Tribal Commission releases Claims Act report

AUGUSTA, Maine — On March 2, 2017, the Maine Indian Tribal-State Commission (MITSC) released Suffolk University’s Indigenous Peoples Rights Clinic’s The Drafting and Enactment of the Maine Indian Claims Settlement Act: Report on Research Findings and Initial Observations, a report written by Nicole Friederichs, Amy Van Zyl-Chavarro and Kate Bertino.

The release took place when the MITSC reported to the Joint Standing Committee on the Judiciary. Chiefs and tribal leaders from all of the federally recognized Wabanaki tribes participated, including the Aroostook Band of Micmacs, Houlton Band of Maliseet Indians, Passamaquoddy Tribe and Penobscot Indian Nation.

The clinic examined the development of the Federal Maine Indian Claims Settlement Act at the request of and with funding from the MITSC, including reserved rights to resources in indigenous territory, unabrogated treaty rights, conflicts in terminology between sustenance and subsistence, internal tribal matters, and the creation of Settlement Act sections 1725(h) and 1735(b), which describe the application of federal Indian law in Maine. Their research has confirmed many of the contentions held by tribal negotiators for the past 37 years.
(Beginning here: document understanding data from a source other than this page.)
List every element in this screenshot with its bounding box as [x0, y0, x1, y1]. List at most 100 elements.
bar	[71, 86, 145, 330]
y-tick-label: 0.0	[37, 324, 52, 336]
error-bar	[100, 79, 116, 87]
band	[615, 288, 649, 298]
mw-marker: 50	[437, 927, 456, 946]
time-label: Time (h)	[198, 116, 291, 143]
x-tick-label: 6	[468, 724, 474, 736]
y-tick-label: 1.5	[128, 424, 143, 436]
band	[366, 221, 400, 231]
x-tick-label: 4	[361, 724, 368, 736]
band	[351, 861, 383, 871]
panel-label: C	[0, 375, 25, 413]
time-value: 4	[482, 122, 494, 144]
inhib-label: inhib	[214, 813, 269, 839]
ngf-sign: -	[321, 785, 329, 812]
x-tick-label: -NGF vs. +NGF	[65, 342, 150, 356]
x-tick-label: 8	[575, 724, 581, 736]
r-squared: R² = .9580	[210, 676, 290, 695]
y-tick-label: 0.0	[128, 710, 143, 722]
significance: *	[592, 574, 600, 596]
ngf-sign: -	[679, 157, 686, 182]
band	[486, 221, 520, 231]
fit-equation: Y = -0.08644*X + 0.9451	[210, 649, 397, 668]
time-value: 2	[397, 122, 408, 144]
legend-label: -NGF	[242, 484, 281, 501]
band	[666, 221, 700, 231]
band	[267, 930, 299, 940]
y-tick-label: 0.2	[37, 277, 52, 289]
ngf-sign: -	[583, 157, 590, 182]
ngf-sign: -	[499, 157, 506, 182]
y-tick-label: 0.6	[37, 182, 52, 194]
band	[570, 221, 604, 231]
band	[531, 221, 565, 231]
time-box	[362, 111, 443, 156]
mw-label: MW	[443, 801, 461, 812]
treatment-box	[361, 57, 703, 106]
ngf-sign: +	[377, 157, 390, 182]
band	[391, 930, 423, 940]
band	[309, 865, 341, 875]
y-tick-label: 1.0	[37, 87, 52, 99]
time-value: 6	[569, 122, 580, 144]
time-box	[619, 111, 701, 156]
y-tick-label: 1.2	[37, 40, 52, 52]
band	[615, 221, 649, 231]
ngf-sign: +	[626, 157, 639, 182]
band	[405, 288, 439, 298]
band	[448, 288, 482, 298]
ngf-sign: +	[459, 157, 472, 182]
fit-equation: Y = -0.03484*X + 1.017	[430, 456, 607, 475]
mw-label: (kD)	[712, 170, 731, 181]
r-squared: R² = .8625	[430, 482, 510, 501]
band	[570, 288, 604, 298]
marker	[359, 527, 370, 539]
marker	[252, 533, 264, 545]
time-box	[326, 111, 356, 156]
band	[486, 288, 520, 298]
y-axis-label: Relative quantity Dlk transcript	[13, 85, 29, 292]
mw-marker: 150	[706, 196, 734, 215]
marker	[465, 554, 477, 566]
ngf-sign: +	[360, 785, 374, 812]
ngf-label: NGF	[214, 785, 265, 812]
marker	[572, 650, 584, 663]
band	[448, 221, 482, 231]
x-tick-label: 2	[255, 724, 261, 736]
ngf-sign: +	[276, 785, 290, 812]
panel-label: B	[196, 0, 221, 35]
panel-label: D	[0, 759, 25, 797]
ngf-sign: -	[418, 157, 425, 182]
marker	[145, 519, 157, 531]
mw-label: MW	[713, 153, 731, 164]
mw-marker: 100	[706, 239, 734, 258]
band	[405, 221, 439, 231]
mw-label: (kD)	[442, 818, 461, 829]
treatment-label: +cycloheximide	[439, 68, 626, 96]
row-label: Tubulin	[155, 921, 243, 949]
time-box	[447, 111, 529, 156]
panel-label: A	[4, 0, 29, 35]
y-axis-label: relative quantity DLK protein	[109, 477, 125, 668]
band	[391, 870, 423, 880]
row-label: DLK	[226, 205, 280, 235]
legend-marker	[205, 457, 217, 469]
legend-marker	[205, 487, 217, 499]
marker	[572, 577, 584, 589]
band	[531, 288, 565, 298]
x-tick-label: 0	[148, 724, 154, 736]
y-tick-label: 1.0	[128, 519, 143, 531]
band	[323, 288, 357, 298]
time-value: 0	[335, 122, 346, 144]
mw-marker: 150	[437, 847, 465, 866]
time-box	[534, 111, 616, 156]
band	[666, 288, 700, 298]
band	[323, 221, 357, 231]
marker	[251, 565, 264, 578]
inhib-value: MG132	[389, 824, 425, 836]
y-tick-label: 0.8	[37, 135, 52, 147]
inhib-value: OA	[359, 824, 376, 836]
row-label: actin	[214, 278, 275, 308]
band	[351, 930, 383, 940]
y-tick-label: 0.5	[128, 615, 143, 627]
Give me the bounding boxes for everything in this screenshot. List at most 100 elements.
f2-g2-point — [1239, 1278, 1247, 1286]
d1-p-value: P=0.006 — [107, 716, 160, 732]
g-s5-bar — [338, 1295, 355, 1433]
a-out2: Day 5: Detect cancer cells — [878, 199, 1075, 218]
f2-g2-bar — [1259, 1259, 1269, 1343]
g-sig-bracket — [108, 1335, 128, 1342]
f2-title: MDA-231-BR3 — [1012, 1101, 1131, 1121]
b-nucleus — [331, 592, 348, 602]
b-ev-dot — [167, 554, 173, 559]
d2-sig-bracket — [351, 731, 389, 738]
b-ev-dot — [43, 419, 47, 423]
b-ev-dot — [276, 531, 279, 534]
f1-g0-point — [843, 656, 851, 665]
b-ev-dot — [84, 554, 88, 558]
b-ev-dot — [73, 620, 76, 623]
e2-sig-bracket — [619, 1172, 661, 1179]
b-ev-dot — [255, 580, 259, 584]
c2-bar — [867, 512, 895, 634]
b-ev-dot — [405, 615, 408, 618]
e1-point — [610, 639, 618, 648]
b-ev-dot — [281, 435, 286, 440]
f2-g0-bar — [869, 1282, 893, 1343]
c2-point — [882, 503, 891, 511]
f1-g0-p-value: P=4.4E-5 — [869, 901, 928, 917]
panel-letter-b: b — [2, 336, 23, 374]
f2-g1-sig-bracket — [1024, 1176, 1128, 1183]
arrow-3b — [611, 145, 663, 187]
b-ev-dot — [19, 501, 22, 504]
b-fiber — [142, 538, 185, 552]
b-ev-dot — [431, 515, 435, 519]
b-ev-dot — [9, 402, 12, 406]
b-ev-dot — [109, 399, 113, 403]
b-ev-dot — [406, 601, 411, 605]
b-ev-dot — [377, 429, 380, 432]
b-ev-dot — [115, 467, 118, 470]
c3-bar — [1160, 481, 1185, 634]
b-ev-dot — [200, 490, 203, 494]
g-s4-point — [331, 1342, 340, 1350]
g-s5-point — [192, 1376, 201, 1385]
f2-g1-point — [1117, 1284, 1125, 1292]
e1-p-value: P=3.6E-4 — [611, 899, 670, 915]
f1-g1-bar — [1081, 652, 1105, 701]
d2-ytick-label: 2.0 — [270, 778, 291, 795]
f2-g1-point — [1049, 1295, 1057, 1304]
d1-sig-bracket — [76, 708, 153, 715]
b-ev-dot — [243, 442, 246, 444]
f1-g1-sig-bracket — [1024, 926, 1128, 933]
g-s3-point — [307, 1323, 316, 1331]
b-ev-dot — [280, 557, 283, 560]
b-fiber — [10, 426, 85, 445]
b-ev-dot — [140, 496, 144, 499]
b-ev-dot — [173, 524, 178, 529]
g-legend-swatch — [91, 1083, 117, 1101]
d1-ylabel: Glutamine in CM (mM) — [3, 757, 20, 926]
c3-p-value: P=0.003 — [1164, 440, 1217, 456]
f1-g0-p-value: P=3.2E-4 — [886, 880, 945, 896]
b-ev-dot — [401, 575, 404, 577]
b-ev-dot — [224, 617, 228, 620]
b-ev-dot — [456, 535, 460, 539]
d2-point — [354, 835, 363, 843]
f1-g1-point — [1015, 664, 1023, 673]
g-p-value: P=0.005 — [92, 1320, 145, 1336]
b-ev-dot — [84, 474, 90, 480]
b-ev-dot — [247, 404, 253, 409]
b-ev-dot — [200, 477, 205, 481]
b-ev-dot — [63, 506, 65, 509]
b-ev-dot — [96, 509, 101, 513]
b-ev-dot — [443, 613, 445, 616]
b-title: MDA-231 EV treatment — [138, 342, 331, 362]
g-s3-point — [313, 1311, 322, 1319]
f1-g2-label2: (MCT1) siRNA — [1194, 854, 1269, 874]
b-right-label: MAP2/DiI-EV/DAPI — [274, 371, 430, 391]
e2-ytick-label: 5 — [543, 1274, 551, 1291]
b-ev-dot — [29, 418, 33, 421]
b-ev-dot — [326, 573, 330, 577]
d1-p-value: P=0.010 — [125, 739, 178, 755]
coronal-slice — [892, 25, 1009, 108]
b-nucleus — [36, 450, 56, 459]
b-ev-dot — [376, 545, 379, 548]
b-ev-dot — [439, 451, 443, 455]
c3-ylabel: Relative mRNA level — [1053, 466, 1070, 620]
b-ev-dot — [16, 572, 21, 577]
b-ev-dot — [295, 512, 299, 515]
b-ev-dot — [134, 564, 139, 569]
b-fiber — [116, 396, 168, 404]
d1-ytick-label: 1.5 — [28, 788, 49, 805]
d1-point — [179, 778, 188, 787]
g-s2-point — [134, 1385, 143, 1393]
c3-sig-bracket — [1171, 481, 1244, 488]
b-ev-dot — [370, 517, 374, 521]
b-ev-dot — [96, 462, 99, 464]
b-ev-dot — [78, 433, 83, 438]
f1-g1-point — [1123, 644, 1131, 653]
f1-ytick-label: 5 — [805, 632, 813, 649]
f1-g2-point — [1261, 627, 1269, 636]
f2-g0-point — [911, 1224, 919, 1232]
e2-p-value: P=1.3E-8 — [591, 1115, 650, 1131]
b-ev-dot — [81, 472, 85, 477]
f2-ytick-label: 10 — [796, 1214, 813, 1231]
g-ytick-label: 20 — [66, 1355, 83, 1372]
“The struggle to acknowledge Wabanaki sovereignty and unceded treaty rights began in the Passamaquoddy Tribe at Indian Township. We have been consistent in our approach to protect the land and the water throughout our ancestral territories. The settlement acts were meant to be tools to advance this. This report further demonstrates our unwavering integrity in upholding our responsibilities,” stated Chief William Nicholas, Passamaquoddy Tribe at Motahkmikuk.

“The Penobscot Indian Nation has been consistent in its interpretation of the Maine Indian Claims Settlement Act, especially as it pertains to our unceded territory which includes the Penobscot River. The US government, the Department of the Interior and now this independent inquiry conducted by Suffolk University concurs. It is past time that the state of Maine recognizes the full extent of Indigenous sovereignty that is the cornerstone of the 1980 settlements,” said Chief Kirk Francis, Penobscot Indian Nation.
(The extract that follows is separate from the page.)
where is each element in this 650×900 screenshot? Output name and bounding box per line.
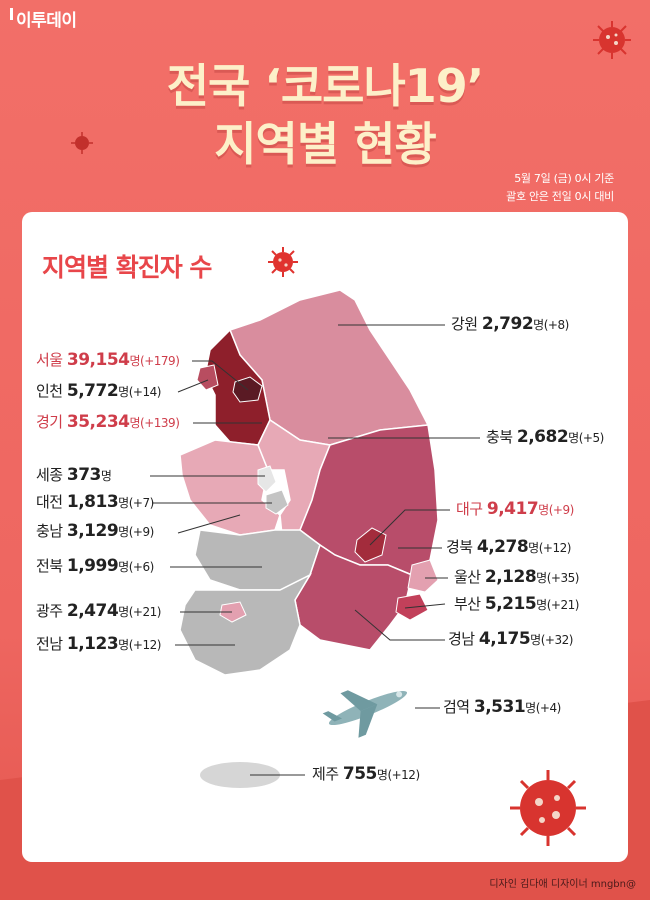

The Clinic also tracked attendance at important and pivotal meetings. It found that Tribal negotiators were not present for many meetings and, on some occasions, there was no one representing the Tribes.

“The Houlton Band of Maliseet Indians fully understand that our interests were not considered or protected in the crafting of the 1980 Acts, as we were not active participants in the process.  We have faced many challenges over the years and are blessed to have settled in our aboriginal homelands.  With integrity and dedication and out of respect for our people, our leaders continue to build a healthy community with a strong economic engine.  This report is one more tool that we will use in our on-going work to achieve our goals,” declared Chief Brenda Commander, Houlton Band of Maliseet Indians.

“Even though the Micmac Tribe was unrepresented in the 1980 settlement negotiations, the MICSA was the alleged and contested foundation of the Micmac Settlement Act which has not been approved by the Aroostook Band of Micmacs. We appreciate this report as necessary background to better understand the framework of the unratified Micmac Settlement Act,” said Chief Charlie Peter Paul.

The clinic has developed a searchable database that the MITSC hopes will be very useful to everyone who wants to learn more about the development of the Maine Indian Claims Settlement Act. The site is

Chief Ralph Dana of the Passamaquoddy Tribe at Sipayik observed, “The Suffolk University report builds on the findings of the MITSC Assessment of the Saltwater Fisheries Conflict between Passamaquoddy and the State of Maine. While this report is well researched and offers fair observations, it is not comprehensive. It is a reliable first step in addressing the problems that have resulted from the implementation of the settlement acts.”